In 2022, after a complete review of the trial data, Neocrine will report its findings in greater detail at a medical conference, and it will submit the drug for FDA approval for use in HD.

 

“The positive results of the KINECT-HD study are very exciting for the HD community,” Jody Corey-Bloom, M.D., Ph.D., the director of the HDSA Center of Excellence at the University of California, San Diego, wrote me on e-mail. “Although valbenazine is not a disease-modifying therapy, it will clearly be a highly effective therapeutic option for one of the most common symptoms in HD – chorea.”

 

“Completing ANY clinical research trial successfully in the midst of the COVID-19 pandemic is cause for excitement, and a testament to the tenacity of HD patients, families, and research teams,” wrote Martha Nance, M.D., the Center of Excellence director at Hennepin Health Care in Minneapolis, MN. “The favorable results are not terribly surprising, since two other similar drugs have been approved previously – but they are certainly reassuring.”

 

Maintaining the commitment to patients

 

The “holy grail” for the HD field – and other neurological diseases – is a treatment that prevents people from ever developing symptoms.

 

Comparing Ingrezza’s success with this bigger challenge, Dr.
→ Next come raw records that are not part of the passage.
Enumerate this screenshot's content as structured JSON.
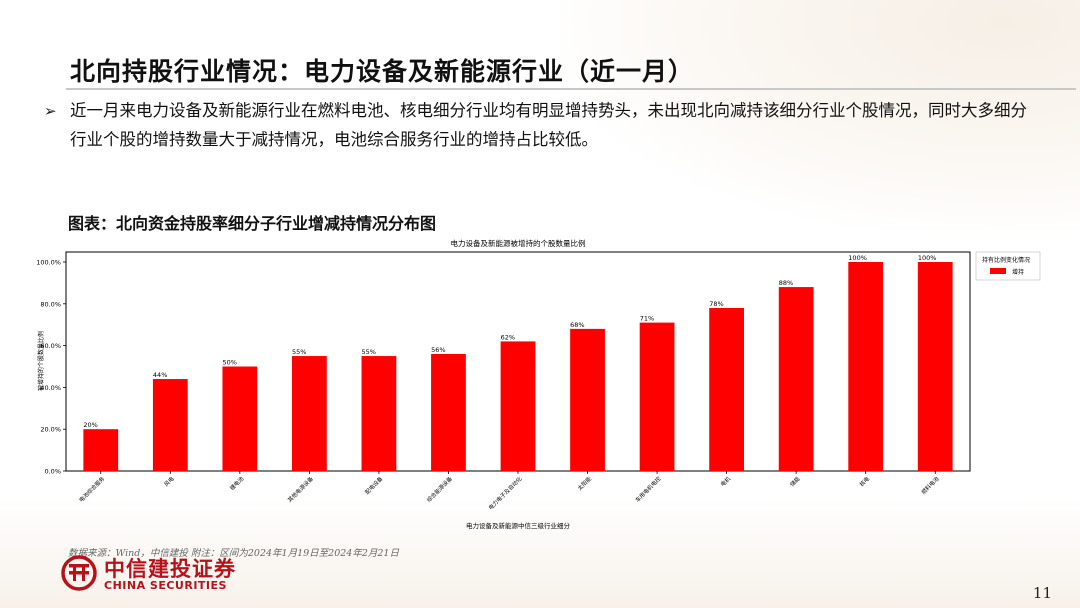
{
  "header": {
    "title": "北向持股行业情况：电力设备及新能源行业（近一月）",
    "bullet": "近一月来电力设备及新能源行业在燃料电池、核电细分行业均有明显增持势头，未出现北向减持该细分行业个股情况，同时大多细分行业个股的增持数量大于减持情况，电池综合服务行业的增持占比较低。"
  },
  "figure": {
    "caption": "图表：北向资金持股率细分子行业增减持情况分布图",
    "source": "数据来源：Wind，中信建投 附注：区间为2024年1月19日至2024年2月21日"
  },
  "chart_data": {
    "type": "bar",
    "title": "电力设备及新能源被增持的个股数量比例",
    "xlabel": "电力设备及新能源中信三级行业细分",
    "ylabel": "被增持的个股数量比例",
    "categories": [
      "电池综合服务",
      "风电",
      "锂电池",
      "其他电源设备",
      "配电设备",
      "综合能源设备",
      "电力电子及自动化",
      "太阳能",
      "车用电机电控",
      "电机",
      "储能",
      "核电",
      "燃料电池"
    ],
    "series": [
      {
        "name": "增持",
        "values": [
          20,
          44,
          50,
          55,
          55,
          56,
          62,
          68,
          71,
          78,
          88,
          100,
          100
        ],
        "color": "#ff0000"
      }
    ],
    "data_labels": [
      "20%",
      "44%",
      "50%",
      "55%",
      "55%",
      "56%",
      "62%",
      "68%",
      "71%",
      "78%",
      "88%",
      "100%",
      "100%"
    ],
    "yticks": [
      "0.0%",
      "20.0%",
      "40.0%",
      "60.0%",
      "80.0%",
      "100.0%"
    ],
    "ylim": [
      0,
      100
    ],
    "legend_title": "持有比例变化情况",
    "legend_position": "outside-right",
    "grid": false
  },
  "footer": {
    "logo_cn": "中信建投证券",
    "logo_en": "CHINA SECURITIES",
    "page_number": "11"
  }
}
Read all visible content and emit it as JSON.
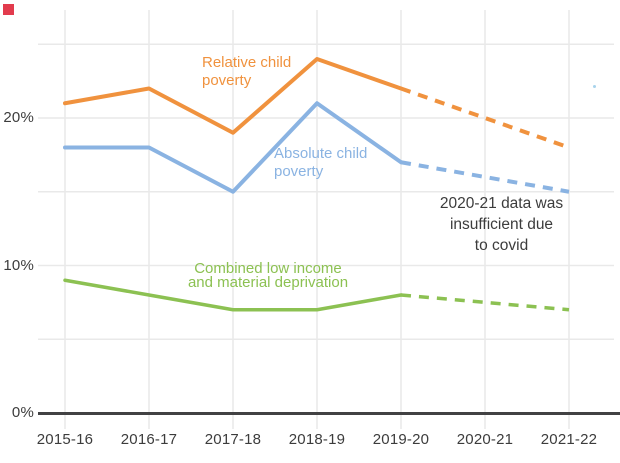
{
  "page": {
    "background": "#ffffff"
  },
  "corner_marker": {
    "color": "#e23b4d"
  },
  "chart_data": {
    "type": "line",
    "title": "",
    "xlabel": "",
    "ylabel": "",
    "categories": [
      "2015-16",
      "2016-17",
      "2017-18",
      "2018-19",
      "2019-20",
      "2020-21",
      "2021-22"
    ],
    "y_tick_labels": [
      {
        "text": "0%",
        "value": 0
      },
      {
        "text": "10%",
        "value": 10
      },
      {
        "text": "20%",
        "value": 20
      }
    ],
    "ylim": [
      0,
      27.3
    ],
    "grid": {
      "y_step_pct": 5,
      "y_top_gridline_pct": 25,
      "show_vertical": true,
      "gridline_color": "#e9e9e9",
      "axis_color": "#414143"
    },
    "legend_position": "inline-labels",
    "series": [
      {
        "name": "Relative child poverty",
        "color": "#f0923e",
        "values": [
          21,
          22,
          19,
          24,
          22,
          20,
          18
        ],
        "dashed_from_index": 4,
        "stroke_width": 4,
        "label_lines": [
          "Relative child",
          "poverty"
        ]
      },
      {
        "name": "Absolute child poverty",
        "color": "#8ab3e2",
        "values": [
          18,
          18,
          15,
          21,
          17,
          16,
          15
        ],
        "dashed_from_index": 4,
        "stroke_width": 4,
        "label_lines": [
          "Absolute child",
          "poverty"
        ]
      },
      {
        "name": "Combined low income and material deprivation",
        "color": "#8cc152",
        "values": [
          9,
          8,
          7,
          7,
          8,
          7.5,
          7
        ],
        "dashed_from_index": 4,
        "stroke_width": 3.5,
        "label_lines": [
          "Combined low income",
          "and material deprivation"
        ]
      }
    ],
    "annotation": {
      "lines": [
        "2020-21 data was",
        "insufficient due",
        "to covid"
      ]
    }
  }
}
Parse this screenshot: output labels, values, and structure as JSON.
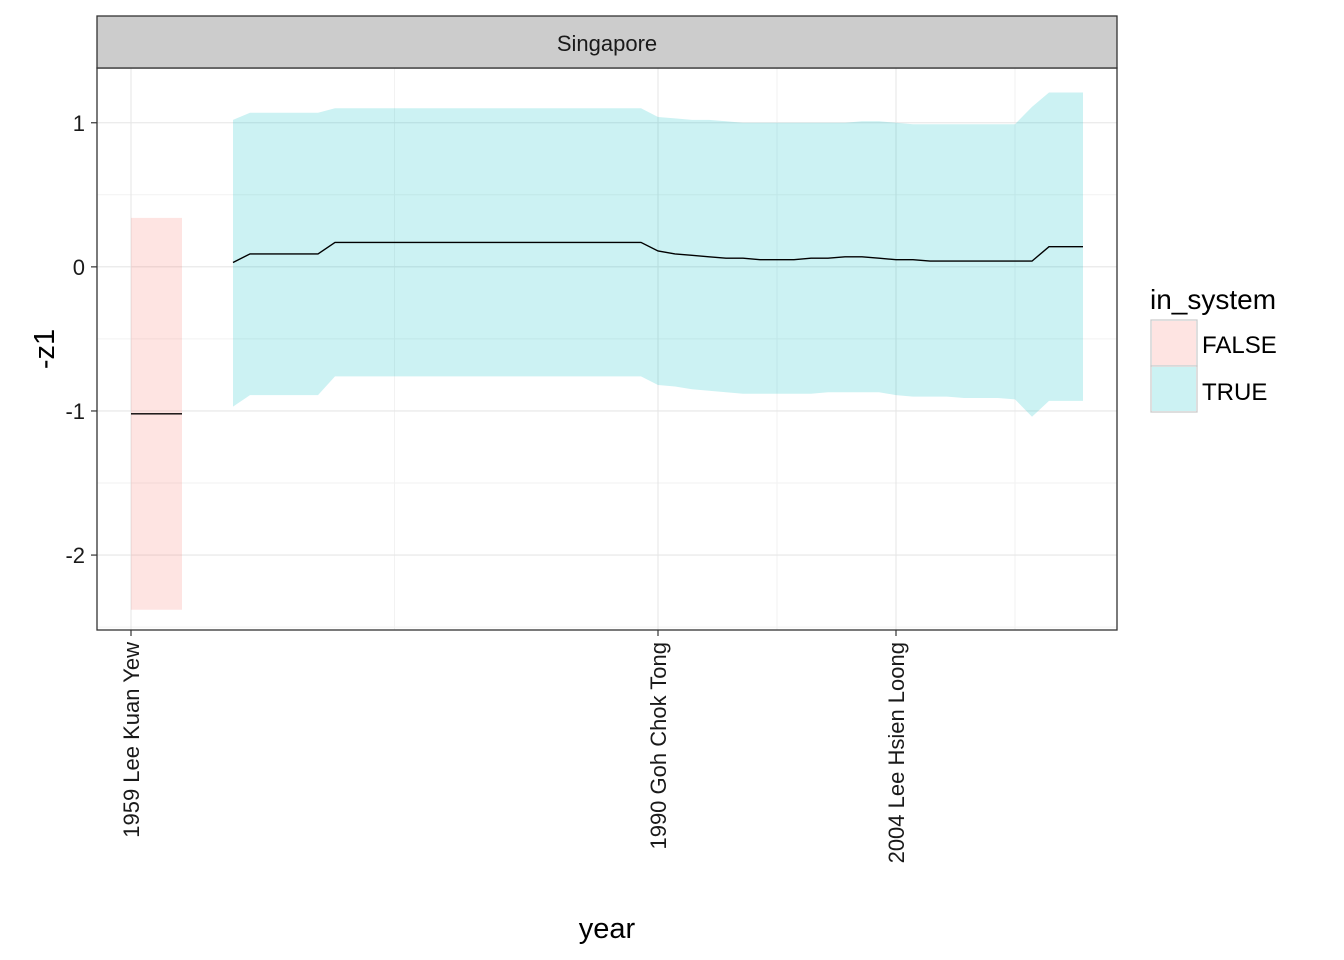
{
  "chart_data": {
    "type": "area",
    "facet_title": "Singapore",
    "xlabel": "year",
    "ylabel": "-z1",
    "xlim": [
      1957,
      2017
    ],
    "ylim": [
      -2.52,
      1.38
    ],
    "y_ticks": [
      -2,
      -1,
      0,
      1
    ],
    "x_ticks": [
      {
        "year": 1959,
        "label": "1959 Lee Kuan Yew"
      },
      {
        "year": 1990,
        "label": "1990 Goh Chok Tong"
      },
      {
        "year": 2004,
        "label": "2004 Lee Hsien Loong"
      }
    ],
    "x_minor_gridlines": [
      1974.5,
      1997,
      2011
    ],
    "grid": true,
    "legend": {
      "title": "in_system",
      "position": "right",
      "entries": [
        {
          "label": "FALSE",
          "color": "#F8766D"
        },
        {
          "label": "TRUE",
          "color": "#00BFC4"
        }
      ]
    },
    "series": [
      {
        "name": "FALSE",
        "color": "#F8766D",
        "fill_opacity": 0.2,
        "x": [
          1959,
          1962
        ],
        "y": [
          -1.02,
          -1.02
        ],
        "ymin": [
          -2.38,
          -2.38
        ],
        "ymax": [
          0.34,
          0.34
        ]
      },
      {
        "name": "TRUE",
        "color": "#00BFC4",
        "fill_opacity": 0.2,
        "x": [
          1965,
          1966,
          1968,
          1970,
          1971,
          1972,
          1974,
          1976,
          1978,
          1980,
          1982,
          1984,
          1986,
          1988,
          1989,
          1990,
          1991,
          1992,
          1993,
          1994,
          1995,
          1996,
          1997,
          1998,
          1999,
          2000,
          2001,
          2002,
          2003,
          2004,
          2005,
          2006,
          2007,
          2008,
          2009,
          2010,
          2011,
          2012,
          2013,
          2014,
          2015
        ],
        "y": [
          0.03,
          0.09,
          0.09,
          0.09,
          0.17,
          0.17,
          0.17,
          0.17,
          0.17,
          0.17,
          0.17,
          0.17,
          0.17,
          0.17,
          0.17,
          0.11,
          0.09,
          0.08,
          0.07,
          0.06,
          0.06,
          0.05,
          0.05,
          0.05,
          0.06,
          0.06,
          0.07,
          0.07,
          0.06,
          0.05,
          0.05,
          0.04,
          0.04,
          0.04,
          0.04,
          0.04,
          0.04,
          0.04,
          0.14,
          0.14,
          0.14
        ],
        "ymin": [
          -0.97,
          -0.89,
          -0.89,
          -0.89,
          -0.76,
          -0.76,
          -0.76,
          -0.76,
          -0.76,
          -0.76,
          -0.76,
          -0.76,
          -0.76,
          -0.76,
          -0.76,
          -0.82,
          -0.83,
          -0.85,
          -0.86,
          -0.87,
          -0.88,
          -0.88,
          -0.88,
          -0.88,
          -0.88,
          -0.87,
          -0.87,
          -0.87,
          -0.87,
          -0.89,
          -0.9,
          -0.9,
          -0.9,
          -0.91,
          -0.91,
          -0.91,
          -0.92,
          -1.04,
          -0.93,
          -0.93,
          -0.93
        ],
        "ymax": [
          1.02,
          1.07,
          1.07,
          1.07,
          1.1,
          1.1,
          1.1,
          1.1,
          1.1,
          1.1,
          1.1,
          1.1,
          1.1,
          1.1,
          1.1,
          1.04,
          1.03,
          1.02,
          1.02,
          1.01,
          1.0,
          1.0,
          1.0,
          1.0,
          1.0,
          1.0,
          1.0,
          1.01,
          1.01,
          1.0,
          0.99,
          0.99,
          0.99,
          0.99,
          0.99,
          0.99,
          0.99,
          1.11,
          1.21,
          1.21,
          1.21
        ]
      }
    ]
  }
}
Nance offered a partial explanation to what she described as a large and complex challenge.

 

“It only takes a few weeks or months to document that a drug reduces the severity of a symptom (chorea, depression, insomnia), but takes years to show that a drug is slowing the progression of a disease that progresses slowly over years,” she wrote. “We have not gained a toehold on slowing nerve cell loss in any of these conditions.”

 

However, because the scientists have advanced to attempting treatments aimed at the disease’s roots ­– DNA and RNA – “there is good reason to hope.”

 

“Building on the unsuccessful trials that were so disheartening to the global HD community earlier this year, I counted no fewer than thirteen companies moving towards clinical trials of DNA/RNA-directed treatments at our recent HSG research conference in November,” she noted.

 

Dr. Nance wrote that we should be “thrilled” that 2021 has ended on a favorable research result and “maintain our commitment to work together to find better treatments for the HD patients of the future.”